Copy without creating folders

Is there a way to copy a bunch of nested files to a destination without creating directories in destination?

So what i want is:

"rclone copy /path/folder/ remote:destination --include *.txt"
the /path/folder contains the following
/path/folder/subfolder/text1.txt
/path/folder/subfolder/text2.txt
/path/folder/subfolder/text3.txt

i want text1.txt, text2.txt and text3.txt to be copied to remote:destination without creating the subfolder

Am i making sense?
Thank you

copy it with rclone copy
mount it with rclone mount

run:

$ find /yourdirectory -mindepth 2 -type f -exec mv -i '{}' /yourdirectory ';'

This will recurse through subdirectories of yourdirectory (mindepth 2) and move (mv) anything it finds (-type f) to the top level directory (i.e. yourdirectory)

If you are on windows you will need WSL... I'm sure you could do this without it but I don't speak PowerShell...

You are making sense and this isn't something rclone does at the moment.

Perhaps it should?

Rclone could have a --flatten flag which does what you propose.

What do you think rclone should do if it finds two files with the same name? Or leave that problem to the user?

1 Like

Without reading any docs, I would expect as default behavior for any move/copy utility a "Replace/Skip/Rename" prompt when there are name collisions. Or just an ERROR: File Exists in Destination

I don't think leaving them in place is a good idea, because you could potentially end up with a single orphaned file beneath many levels of subdirectories, and that sounds like a nightmare haha

Since rclone copy just overwrites name collisions, I'm not sure where else to look in the rclone-verse for consistency...

A "duplicate name" error is a good idea I think.

Rclone copy assumes that you are copying the same file from A->B but with --flatten that assumption might be broken.

I'm also thinking whether --flatten should apply to all the rclone commands move/copy/sync/lsf/ls etc. That would be the obvious way to implement it in rclone.

If implemented as an argument would there be a way to flatten existing directory structures?
Or would one need to decide if they wanted "flat" storage at the outset and stick with that

I guess you could do an rclone move --flatten remote:source remote:flattened to flatten the structure on the server then rename flattened back to source.

My only concern would be:
If you want "flat" storage, can that decision be made at any time, or must one design their storage layout that way from day 1?

I think the ability to "flatten" is of limited use if not designed to be able to retroactively flatten a given remote (i.e. if it only works on the initial upload).

Im glad discussions were started, its not a huge problem for me but it would be nice :slight_smile:

I think I was thinking of a very simple flatten (which is what I've had the most requests for) which would just take the leaf names of the existing files and write them in a single dir

So

/a/file1.txt
/a/b/file2.txt
file3.txt

Would become

file1.txt
file2.txt
file3.txt

It would be relatively easy to swap from one to the other - you could run a sync with --track-renames - that would work.

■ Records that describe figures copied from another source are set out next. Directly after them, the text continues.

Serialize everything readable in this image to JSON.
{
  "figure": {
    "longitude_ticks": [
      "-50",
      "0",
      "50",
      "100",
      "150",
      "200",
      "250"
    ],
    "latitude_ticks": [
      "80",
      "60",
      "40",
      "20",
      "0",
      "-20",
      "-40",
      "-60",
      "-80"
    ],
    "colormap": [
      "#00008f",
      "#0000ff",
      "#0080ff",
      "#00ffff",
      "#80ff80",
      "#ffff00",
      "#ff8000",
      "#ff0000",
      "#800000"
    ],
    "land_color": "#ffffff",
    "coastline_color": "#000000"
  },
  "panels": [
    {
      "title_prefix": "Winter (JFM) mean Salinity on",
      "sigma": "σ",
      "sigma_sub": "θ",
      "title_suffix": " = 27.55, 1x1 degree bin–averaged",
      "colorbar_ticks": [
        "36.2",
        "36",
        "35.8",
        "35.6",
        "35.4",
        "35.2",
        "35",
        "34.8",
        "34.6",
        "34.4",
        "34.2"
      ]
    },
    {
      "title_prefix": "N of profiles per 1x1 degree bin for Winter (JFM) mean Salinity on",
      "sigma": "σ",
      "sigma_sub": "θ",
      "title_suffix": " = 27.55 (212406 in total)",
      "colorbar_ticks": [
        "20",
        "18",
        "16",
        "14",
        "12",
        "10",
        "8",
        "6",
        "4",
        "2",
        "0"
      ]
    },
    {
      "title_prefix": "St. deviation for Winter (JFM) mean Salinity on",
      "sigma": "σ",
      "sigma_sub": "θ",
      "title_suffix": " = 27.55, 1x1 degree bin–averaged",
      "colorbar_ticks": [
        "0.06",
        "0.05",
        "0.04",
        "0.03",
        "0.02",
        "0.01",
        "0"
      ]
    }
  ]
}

You aren't the first person to ask for this feature!

Would it be possible to dump the process of --track-renames to a json or csv along the way, so that one has an index/manifest of the flattening process? Would that be simple?

It would also allow tracking of files that were not moved to due name collisions, if the preferred methodology is simply to skip files with duplicate names this could be a serious issue. For example, if one is moving photos, there might be dozens of thumbs.db files that get orphaned. Or index.html files if one is moving websites.

Since there is no "undo," when combined with --dry-run I imagine this would also allow a cursory glimpse of the outcome, in a format that would facilitate easy name changes before running --flatten (albeit changes would need to be made manually).

Or is this more complex than you envisioned?

You could run it with -v then it should log everything it does. Not quite as convenient as CSV but would help.

I think those files would make ERROR logs which would be easy to spot.

Well, I have a few different things I could use to test the --flatten feature once it's implemented (many subdirectories, many duplicate file names, etc.). Just let me know if I can be of assistance.

I need to think how flatten might be implemented...

I think what I could do is make it imply --fast-list so rclone would read the whole source listing into memory. That would give an opportunity to detect duplicate file names at that point before the transfer started. Rclone would then swizzle the directory structure of the objects around.

Doing it like that would mean you'd be able to do rclone ls --flatten which would be useful for testing if nothing else.

This topic was automatically closed 90 days after the last reply. New replies are no longer allowed.